This is where I am right now with the ideas so far.
We can track the sculptures from an overhead camera. It can be installed in the ceiling of Inspace, assuming we use that venue. Tracking in this way can be problematic, but there are ways to make it easier on us. One common way to simplify the video processing work is to transpose the capture image to a binary format, stripping out all but a single colour. From there, we would set contrast levels to eliminate all but the most intense examples of that hue. Then we would install simple LED lights in those colours into the sculptures, ensuring that the cameras always tracked the object, not other examples of the colour in the environment. This should give us a solid track on as many objects as we can find LED colours.
At the same time, we can do an averaged colour tracking for the whole image, along with an average change for successive frames that would allow the system to react to the amount of activity in the frame as well as the specific positions of the sculptures. I think this will give us great latitude in aesthetic control. I think we we can submit this as a crit later today.
Thoughts?
I am quite satisfied with this idea, and I like the idea of installing LED on sculpture.
For the environment, we can make background monochrome or different than our LED color, the best i would suggest white and black as environment color. I think this way we can solve our other problem and it will be easy for us also to install the environment.
thanks
I like the idea of LEDs too but the only worry that I have about them is the distance from the camera. (Keeping with the idea of monochrome would it be worth considering incorporating 3D barcodes into the design of the sculptures?
It seems that these could be more easily scaled to a suitable size for the distance from the camera.)
If you’re confident Ev that the LEDs will be effectively tracked and that there will be enough colours (and enough variation between the colours) then that’s me sold! A high-contrast environment could look very striking (as long as it doesnt end up looking like a high-art 70’s flashback from AB-FAB!)
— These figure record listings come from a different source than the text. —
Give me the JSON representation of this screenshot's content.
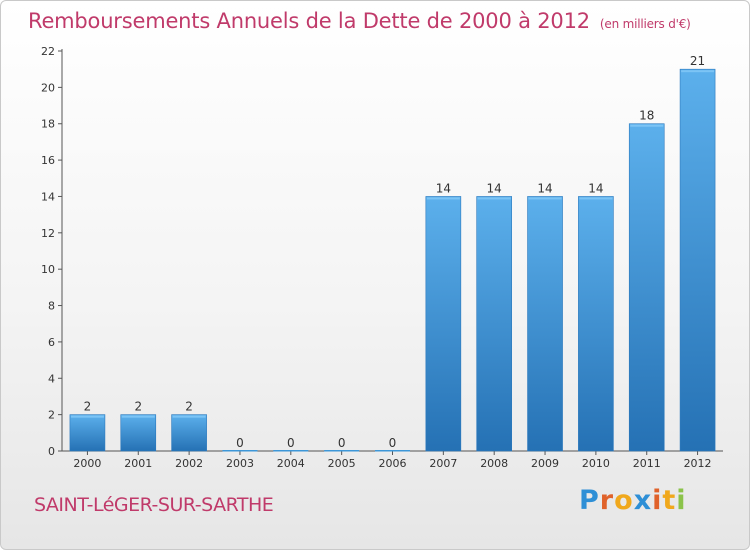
{
  "title": "Remboursements Annuels de la Dette de 2000 à 2012",
  "subtitle": "(en milliers d'€)",
  "commune": "SAINT-LéGER-SUR-SARTHE",
  "logo": {
    "letters": [
      "P",
      "r",
      "o",
      "x",
      "i",
      "t",
      "i"
    ],
    "colors": [
      "#2e8fd6",
      "#e0622a",
      "#f0a81c",
      "#2e8fd6",
      "#e0622a",
      "#f0a81c",
      "#8bc34a"
    ]
  },
  "colors": {
    "bar": "#3d97d8",
    "bar_light": "#5cb0ec",
    "bar_dark": "#2571b4",
    "title": "#c03a6a"
  },
  "chart_data": {
    "type": "bar",
    "title": "Remboursements Annuels de la Dette de 2000 à 2012",
    "ylabel": "en milliers d'€",
    "xlabel": "",
    "categories": [
      "2000",
      "2001",
      "2002",
      "2003",
      "2004",
      "2005",
      "2006",
      "2007",
      "2008",
      "2009",
      "2010",
      "2011",
      "2012"
    ],
    "values": [
      2,
      2,
      2,
      0,
      0,
      0,
      0,
      14,
      14,
      14,
      14,
      18,
      21
    ],
    "ylim": [
      0,
      22
    ],
    "yticks": [
      0,
      2,
      4,
      6,
      8,
      10,
      12,
      14,
      16,
      18,
      20,
      22
    ],
    "grid": false
  }
}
If we can develop this into a workable system I think the amount of control offered by this method of tracking could really work to our advantage, with a relatively simplistic environment ‘real-world’ we can afford to project quite a wide-ranging sonic and visual design.
Great to see a blog going! And I’m sorry I’ve been away for a bit but I’m back in town for now. I just have a few thoughts on the tracking aspects.
What kind of sculptures are you planning on tracking? Are these going to be maneuvered by the audience? How big are they and will they be blocked by people’s hands? What kind of shapes are they? What type of control are you expecting from these objects? Is the audience expected to be part of the piece? Will the audience want to interact with these objects when they see them or will they need to be told to? Will they realize what their interaction is doing?
Tracking implies you have a location and you want to follow that location. What you are suggesting is possibly using attached LEDs as they are easily detected by their strong contrast to a background. Though, there are a few issues you’ll need to consider. First, you have multiple objects. How will you decipher between the objects? Colors? Shape from multiple LEDs? Next, you also have the possibility of losing the track from obtrusion of a person’s interaction with the object or from the object being moved off camera. This problem may be resolved if you are assigning specific colors to your LEDs and you are detecting them each frame.
As Ev mentioned he is comfortable with Max, you may want to use Jitter’s library for this purpose. jit.findbounds, jit.brcosa, and the cv.jit library should do everything you want. However, you will need to refine the environment and come up with specific colors that are easily tracked if you are planning on using multiple objects.
Another common tracking algorithm for tangible objects is a marker-based tracking algorithm. You’ll have to decide if this if the type of control you need or not as it will require a bit of time to get going. The idea behind this is to have a highly featured fiducial marker (many edges and corners that a computer vision algorithm will easily find) that you can attach to your tangible objects. Then, detecting between objects and even their rotation, scaling, and translation are all much more approachable. There is also a framework called reactivision that also incorporates multi-touch finger tracking. However, this is suited for a multitouch table and not an overhead camera. The fiducial specific aspects of this framework could be used however for your tangible object based tracking.
I will be around this weekend if you’d like to arrange a time to meet. We could try and have a session where we try and get tracking working as well.
http://www.iamas.ac.jp/~jovan02/cv/
http://reactivision.sourceforge.net/
http://www.tuio.org/
Hi Parag, welcome back.
I’ve just had a good start to using reacTIVision, it seems to work solidly out of the box, tracking it’s amoeba markers well with a built-in webcam, and outputting useful data to Max/MSP. I’m having trouble splitting the data from multiple objects into separate streams, so if you could point me in a useful direction with that that would be very helpful.
E
Hi Ev,
Great to hear! I imagine you’ve got the reactivision demo working with the TUIO Client Max demo. There is another file in this package called TuioDemo.pat which will show an example of splitting the data into different streams. The route will split the 3 messages, add, remove, and updateobject into separate streams. You can use this to infer the tracking information of any object. Does this work?